Most residential neighborhoods have two-way streets lined on one or both sides with sidewalks. Although it is becoming more commonplace, most streets do not have a dedicated lane for bicycle traffic. Regarding safety, especially along busier thoroughfares, is it legal to ride on the sidewalk, even if the cyclist is proceeding against the direction of traffic?
In places such as New York City and San Francisco, riding on the sidewalk is banned for cyclists older than age 13. Many towns and cities throughout the country, such as Chapel Hill, N.C., Columbus, Ohio, and have similar laws.
That’s not the case everywhere, though. In Sacramento, Boston and Washington, D.C., sidewalk cycling is allowed. Even if sidewalk riding is legal in certain places, bicyclists are vulnerable to accident and injuries that can be life-changing or even deadly.
In California, there is no state law prohibiting sidewalk cycling. Over the years, most personal injury attorneys encounter numerous cases where cyclists involved in an accident are cited as the responsible party because they were riding on the sidewalk against the flow of traffic, or entered an intersection in the crosswalk from the sidewalk against the flow of traffic.
In either case, the investigating officers are mistaken in their interpretation of the law. Both practices are legal in California and usually much safer than asking the cyclist, especially children, to navigate several additional crossings or much longer routes to travel with traffic.
Most rural towns and cities in California do not have local ordinances prohibiting cyclists from riding on the sidewalk. In fact, in many jurisdictions, it is promoted to mitigate the potential for collisions and negative interaction with vehicular traffic. Whether it is banned in larger cities, varies significantly by jurisdiction. Many larger cities in California specifically prohibit the practice in commercial districts, (because of the danger to pedestrians on crowded sidewalks) but not in residential areas. This distinction is applied in the City of Sacramento for example.
Children are still discouraged from riding on the sidewalk against the flow of traffic, even when it is the safest alternative. Every state has a different set of laws for bicyclists, so it’s worth brushing up on the basics. Following the laws that apply to bicyclists and the safety rules below will greatly reduce your child’s chance of getting hurt or getting a ticket.
Go slow. The sidewalk is built for pedestrians, so you should not be riding faster than a relaxed jog.
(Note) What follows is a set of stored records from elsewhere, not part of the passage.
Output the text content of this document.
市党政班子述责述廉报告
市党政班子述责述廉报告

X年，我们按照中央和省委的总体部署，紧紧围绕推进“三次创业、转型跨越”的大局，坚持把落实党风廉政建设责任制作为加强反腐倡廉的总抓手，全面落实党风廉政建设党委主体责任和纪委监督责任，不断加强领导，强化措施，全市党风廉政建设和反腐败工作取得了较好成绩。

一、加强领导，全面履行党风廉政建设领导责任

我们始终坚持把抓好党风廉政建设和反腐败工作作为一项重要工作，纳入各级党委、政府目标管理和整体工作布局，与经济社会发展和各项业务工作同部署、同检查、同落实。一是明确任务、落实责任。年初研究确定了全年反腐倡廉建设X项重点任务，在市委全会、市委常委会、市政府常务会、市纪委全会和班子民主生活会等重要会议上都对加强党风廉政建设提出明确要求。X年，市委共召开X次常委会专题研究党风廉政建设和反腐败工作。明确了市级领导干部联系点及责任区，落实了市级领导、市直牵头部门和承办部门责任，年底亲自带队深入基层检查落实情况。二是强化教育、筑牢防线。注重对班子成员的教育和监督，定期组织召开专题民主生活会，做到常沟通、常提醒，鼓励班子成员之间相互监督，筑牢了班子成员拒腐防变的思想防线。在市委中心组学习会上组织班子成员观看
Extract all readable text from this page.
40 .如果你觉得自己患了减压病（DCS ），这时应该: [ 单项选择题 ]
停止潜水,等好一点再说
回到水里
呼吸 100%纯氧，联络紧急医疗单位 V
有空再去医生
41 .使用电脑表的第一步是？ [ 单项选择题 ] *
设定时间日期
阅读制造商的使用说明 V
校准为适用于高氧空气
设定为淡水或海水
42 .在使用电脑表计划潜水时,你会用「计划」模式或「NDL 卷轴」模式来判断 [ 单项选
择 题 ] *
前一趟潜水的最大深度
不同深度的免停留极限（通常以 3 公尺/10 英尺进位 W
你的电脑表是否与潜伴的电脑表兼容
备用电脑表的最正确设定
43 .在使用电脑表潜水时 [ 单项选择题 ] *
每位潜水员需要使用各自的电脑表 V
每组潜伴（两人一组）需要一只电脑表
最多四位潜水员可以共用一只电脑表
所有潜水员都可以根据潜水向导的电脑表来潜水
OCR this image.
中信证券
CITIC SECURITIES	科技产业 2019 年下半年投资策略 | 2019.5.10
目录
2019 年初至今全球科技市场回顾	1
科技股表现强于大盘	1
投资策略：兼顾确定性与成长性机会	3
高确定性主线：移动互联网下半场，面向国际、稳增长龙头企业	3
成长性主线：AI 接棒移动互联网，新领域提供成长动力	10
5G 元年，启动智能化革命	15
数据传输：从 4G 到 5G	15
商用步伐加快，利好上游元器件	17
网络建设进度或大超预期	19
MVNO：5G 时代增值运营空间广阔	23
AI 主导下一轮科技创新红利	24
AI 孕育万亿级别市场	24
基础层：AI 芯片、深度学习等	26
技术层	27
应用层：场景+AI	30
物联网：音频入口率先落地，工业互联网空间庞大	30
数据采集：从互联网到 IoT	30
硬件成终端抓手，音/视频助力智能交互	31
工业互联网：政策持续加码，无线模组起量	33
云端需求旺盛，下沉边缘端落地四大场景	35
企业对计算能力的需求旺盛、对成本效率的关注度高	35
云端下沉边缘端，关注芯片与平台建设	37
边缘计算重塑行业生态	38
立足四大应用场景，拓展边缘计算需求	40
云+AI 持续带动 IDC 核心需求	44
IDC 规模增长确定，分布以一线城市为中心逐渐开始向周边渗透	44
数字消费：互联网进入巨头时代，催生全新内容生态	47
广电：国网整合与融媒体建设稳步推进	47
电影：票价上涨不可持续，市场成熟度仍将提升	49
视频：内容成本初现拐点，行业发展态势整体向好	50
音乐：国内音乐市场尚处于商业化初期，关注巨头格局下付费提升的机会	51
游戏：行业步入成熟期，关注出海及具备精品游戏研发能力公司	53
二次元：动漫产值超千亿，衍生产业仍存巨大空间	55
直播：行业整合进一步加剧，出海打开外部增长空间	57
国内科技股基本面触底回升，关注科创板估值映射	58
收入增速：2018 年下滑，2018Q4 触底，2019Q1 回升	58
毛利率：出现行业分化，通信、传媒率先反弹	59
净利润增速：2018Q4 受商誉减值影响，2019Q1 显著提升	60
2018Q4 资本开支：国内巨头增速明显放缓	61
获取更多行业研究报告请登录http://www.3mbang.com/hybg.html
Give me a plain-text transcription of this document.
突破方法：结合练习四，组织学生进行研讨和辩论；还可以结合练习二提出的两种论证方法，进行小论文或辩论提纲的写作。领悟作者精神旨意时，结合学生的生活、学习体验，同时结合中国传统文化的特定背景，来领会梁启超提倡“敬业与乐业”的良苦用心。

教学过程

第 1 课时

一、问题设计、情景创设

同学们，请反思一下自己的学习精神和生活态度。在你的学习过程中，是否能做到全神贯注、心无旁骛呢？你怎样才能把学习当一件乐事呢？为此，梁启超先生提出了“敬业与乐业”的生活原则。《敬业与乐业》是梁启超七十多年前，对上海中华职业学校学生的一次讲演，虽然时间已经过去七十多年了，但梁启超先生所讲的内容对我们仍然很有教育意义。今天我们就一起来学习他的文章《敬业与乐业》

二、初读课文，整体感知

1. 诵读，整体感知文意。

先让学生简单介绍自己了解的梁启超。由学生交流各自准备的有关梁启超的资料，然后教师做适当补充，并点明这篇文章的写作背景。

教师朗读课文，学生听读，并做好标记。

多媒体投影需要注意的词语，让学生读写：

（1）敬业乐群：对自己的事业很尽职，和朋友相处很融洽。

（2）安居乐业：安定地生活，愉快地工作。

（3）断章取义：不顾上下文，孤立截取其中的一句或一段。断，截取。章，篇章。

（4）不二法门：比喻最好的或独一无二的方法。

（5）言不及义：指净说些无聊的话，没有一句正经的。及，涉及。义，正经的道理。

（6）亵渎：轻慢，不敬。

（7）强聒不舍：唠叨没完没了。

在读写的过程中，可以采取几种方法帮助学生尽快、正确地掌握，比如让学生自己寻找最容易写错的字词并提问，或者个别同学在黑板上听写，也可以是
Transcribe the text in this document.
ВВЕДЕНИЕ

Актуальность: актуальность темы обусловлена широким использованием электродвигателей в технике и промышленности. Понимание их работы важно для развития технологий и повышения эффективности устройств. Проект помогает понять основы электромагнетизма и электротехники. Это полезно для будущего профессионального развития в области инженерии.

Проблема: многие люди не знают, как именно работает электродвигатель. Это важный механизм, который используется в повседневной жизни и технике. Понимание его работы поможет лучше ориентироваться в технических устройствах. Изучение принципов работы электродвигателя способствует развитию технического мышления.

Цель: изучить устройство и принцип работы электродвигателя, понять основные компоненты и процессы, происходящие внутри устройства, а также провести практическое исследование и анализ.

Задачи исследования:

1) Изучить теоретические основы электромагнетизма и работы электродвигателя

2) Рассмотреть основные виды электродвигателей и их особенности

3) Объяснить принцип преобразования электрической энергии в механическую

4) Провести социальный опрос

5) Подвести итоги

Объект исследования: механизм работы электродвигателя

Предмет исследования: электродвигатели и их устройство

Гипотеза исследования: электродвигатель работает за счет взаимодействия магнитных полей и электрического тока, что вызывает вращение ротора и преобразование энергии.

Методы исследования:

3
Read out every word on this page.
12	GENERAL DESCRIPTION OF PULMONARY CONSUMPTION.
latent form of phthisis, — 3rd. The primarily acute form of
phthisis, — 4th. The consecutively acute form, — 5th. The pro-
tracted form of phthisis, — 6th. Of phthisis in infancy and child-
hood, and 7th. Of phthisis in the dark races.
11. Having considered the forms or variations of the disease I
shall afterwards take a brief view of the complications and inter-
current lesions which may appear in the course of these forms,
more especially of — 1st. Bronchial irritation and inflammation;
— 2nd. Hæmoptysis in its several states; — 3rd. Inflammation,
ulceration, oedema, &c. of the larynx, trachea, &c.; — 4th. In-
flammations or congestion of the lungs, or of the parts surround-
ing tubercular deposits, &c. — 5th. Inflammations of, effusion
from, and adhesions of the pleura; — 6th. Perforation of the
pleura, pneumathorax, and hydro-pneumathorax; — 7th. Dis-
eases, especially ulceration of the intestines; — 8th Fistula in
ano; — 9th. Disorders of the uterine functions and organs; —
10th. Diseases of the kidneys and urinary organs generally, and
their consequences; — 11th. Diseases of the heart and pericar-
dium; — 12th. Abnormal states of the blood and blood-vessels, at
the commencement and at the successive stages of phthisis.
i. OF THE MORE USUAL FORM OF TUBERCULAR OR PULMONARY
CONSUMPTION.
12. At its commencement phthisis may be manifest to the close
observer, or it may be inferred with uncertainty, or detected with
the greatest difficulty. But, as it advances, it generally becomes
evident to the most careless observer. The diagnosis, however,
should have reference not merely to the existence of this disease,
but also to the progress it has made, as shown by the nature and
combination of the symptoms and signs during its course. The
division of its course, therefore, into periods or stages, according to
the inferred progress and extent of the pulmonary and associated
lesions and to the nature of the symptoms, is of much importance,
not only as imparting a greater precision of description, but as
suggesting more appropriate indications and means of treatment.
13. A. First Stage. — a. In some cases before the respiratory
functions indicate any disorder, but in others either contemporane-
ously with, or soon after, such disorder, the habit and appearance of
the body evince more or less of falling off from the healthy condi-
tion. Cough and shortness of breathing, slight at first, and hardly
Blazing wildly down sidewalks is a perfect way to get hurt, hurt someone else, or get pulled over by a cop.
Yield to pedestrians. When overtaking pedestrians, bicyclists should give an audible signal. Never come up behind them yelling or doing anything else that could startle or scare them.
Check every cross street and driveway. When coming up to a driveway or cross street, make sure that you slow down and check that a car isn’t coming. A driver may pull all the way up to the road before coming to a halt and turning onto the street you’re following. They aren’t looking for bicyclists to be coming off the sidewalk, so you have to be watching for them.
Cross the street only at crosswalks. Darting off the sidewalk into the street carelessly is a good way to get hit by a car. Drivers aren’t looking for bicyclists to jump off the sidewalk into traffic carelessly. If you have to cross the street, wait until you get to a crosswalk and do it there.
Be willing to walk your bike. Usually due to congestion, there are going to be many times where the best decision is to get off your bike and walk. When there are just too many people on the sidewalk that you risk hitting one of them, it’s time to walk. Always keep it in your mind that you can get off your bike and walk if things seem “iffy.”
Like anything, cycling safety is all about riding defensively and being aware of the world around you. Teach your children to stay aware, and you’ll improve their chances of being safe.